Denying self to follow Jesus. There is a curious tension in this passage: On the one hand, Jesus tells us we must deny ourselves, i.e., to forget, or lose sight of, one's self and one's self interests. On the other hand, the goal of this whole process, the "good news promise" of this passage, is that we can save, preserve, or heal our selves. Self-preservation, or more accurately, self-actualization is the goal or end that both God and I have in common. Jesus is saying that if I pursue this on my own, I will mess myself up, and my potential will never be actualized. If, on the other hand, I put aside my immediate self-interest and self-comfort to follow Jesus, ...voluntarily embrace what the cross represents, i.e., a painful and humiliating death-struggle of self before a watching world, ...in the end, I will emerge whole, sound and fulfilled.

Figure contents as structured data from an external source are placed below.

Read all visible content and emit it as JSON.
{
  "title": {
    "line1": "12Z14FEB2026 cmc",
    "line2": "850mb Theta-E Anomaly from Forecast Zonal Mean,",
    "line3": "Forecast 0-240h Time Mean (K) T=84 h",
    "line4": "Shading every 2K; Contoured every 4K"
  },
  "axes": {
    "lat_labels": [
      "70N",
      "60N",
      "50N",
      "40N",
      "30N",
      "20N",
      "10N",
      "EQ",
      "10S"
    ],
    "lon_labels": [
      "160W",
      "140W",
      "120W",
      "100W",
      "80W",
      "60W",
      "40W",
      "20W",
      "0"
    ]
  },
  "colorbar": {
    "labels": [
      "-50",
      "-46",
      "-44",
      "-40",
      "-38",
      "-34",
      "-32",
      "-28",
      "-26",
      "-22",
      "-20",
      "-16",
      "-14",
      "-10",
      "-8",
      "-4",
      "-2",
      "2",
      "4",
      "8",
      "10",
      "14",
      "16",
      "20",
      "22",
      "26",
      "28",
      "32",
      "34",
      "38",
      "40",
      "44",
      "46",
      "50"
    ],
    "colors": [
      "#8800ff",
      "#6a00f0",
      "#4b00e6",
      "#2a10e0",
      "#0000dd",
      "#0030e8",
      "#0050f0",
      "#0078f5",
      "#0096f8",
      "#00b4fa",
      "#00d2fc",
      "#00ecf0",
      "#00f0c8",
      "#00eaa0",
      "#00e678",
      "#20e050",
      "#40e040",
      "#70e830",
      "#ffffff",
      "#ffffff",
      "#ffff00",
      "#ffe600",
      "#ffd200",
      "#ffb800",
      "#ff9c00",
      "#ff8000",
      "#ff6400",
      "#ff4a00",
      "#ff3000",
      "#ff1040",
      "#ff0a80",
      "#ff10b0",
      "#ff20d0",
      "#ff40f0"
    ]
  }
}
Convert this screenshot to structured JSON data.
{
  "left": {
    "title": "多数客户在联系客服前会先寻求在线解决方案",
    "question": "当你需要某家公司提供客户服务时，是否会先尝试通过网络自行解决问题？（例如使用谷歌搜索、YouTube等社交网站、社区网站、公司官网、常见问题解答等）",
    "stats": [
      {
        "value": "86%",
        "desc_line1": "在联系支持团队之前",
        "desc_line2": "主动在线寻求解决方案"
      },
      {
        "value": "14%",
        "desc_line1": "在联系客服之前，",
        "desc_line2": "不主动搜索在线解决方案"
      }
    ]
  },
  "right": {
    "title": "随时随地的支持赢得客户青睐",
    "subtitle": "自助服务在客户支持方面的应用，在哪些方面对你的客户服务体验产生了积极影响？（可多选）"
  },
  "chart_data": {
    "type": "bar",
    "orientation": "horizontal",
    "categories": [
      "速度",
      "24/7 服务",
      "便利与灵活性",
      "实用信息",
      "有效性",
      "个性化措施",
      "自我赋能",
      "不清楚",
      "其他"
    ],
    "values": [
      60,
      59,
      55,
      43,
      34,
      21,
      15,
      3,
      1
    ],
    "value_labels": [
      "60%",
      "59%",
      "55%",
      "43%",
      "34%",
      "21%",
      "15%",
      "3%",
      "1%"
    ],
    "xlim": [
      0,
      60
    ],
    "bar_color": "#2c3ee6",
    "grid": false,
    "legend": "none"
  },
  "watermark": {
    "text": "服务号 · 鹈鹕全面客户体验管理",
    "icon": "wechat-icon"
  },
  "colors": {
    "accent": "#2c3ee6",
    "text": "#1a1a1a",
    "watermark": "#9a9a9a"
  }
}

Jeremiah had written that the human heart is "more deceitful than all else, and desperately sick: who can know it?" (Jer. 17:9). The answer to this rhetorical question is found in the next verse: "I, Yahweh, search the heart, and examine the inner parts, to give to each person according to their ways and according to the fruit of their practices." In other words, God knows what is best for us. He searches us out in order to give us what will work for us, according to our own nature and according to the choices we have made up to this point in our lives. We cannot trust ourselves to figure out our own self-development, but we can trust that God knows what to do to bring about health, fulfillment and fruitfulness in our lives, and blessing for the Kingdom.
Note that this is exactly the context of the verses immediately before and after these I have mentioned. Peter was confronted by Jesus because he was "not thinking the things of God, but the things of humankind". God’s ways are not our ways; His thoughts are not like our thoughts (Isa. 55:8). He has a perspective and understanding which we do not have. We can't trust our reason, or our emotion, to lead us into what is truly "life", but we can trust our God to do so. Sometimes He will ask us to do things that seem or feel like they are only destructive, yet, when we trustfully do them, we find that life, growth, and health is there.
Finally, Jesus does not ask us only to bear the cross. He asks us to follow Him. Being a disciple is an active proposition. He has great plans for us (Jer. 29:11), but we must put aside our plans to begin to discover His. We are on a journey with God, but He is setting the pace and the direction. Our everyday choices affect the outcome.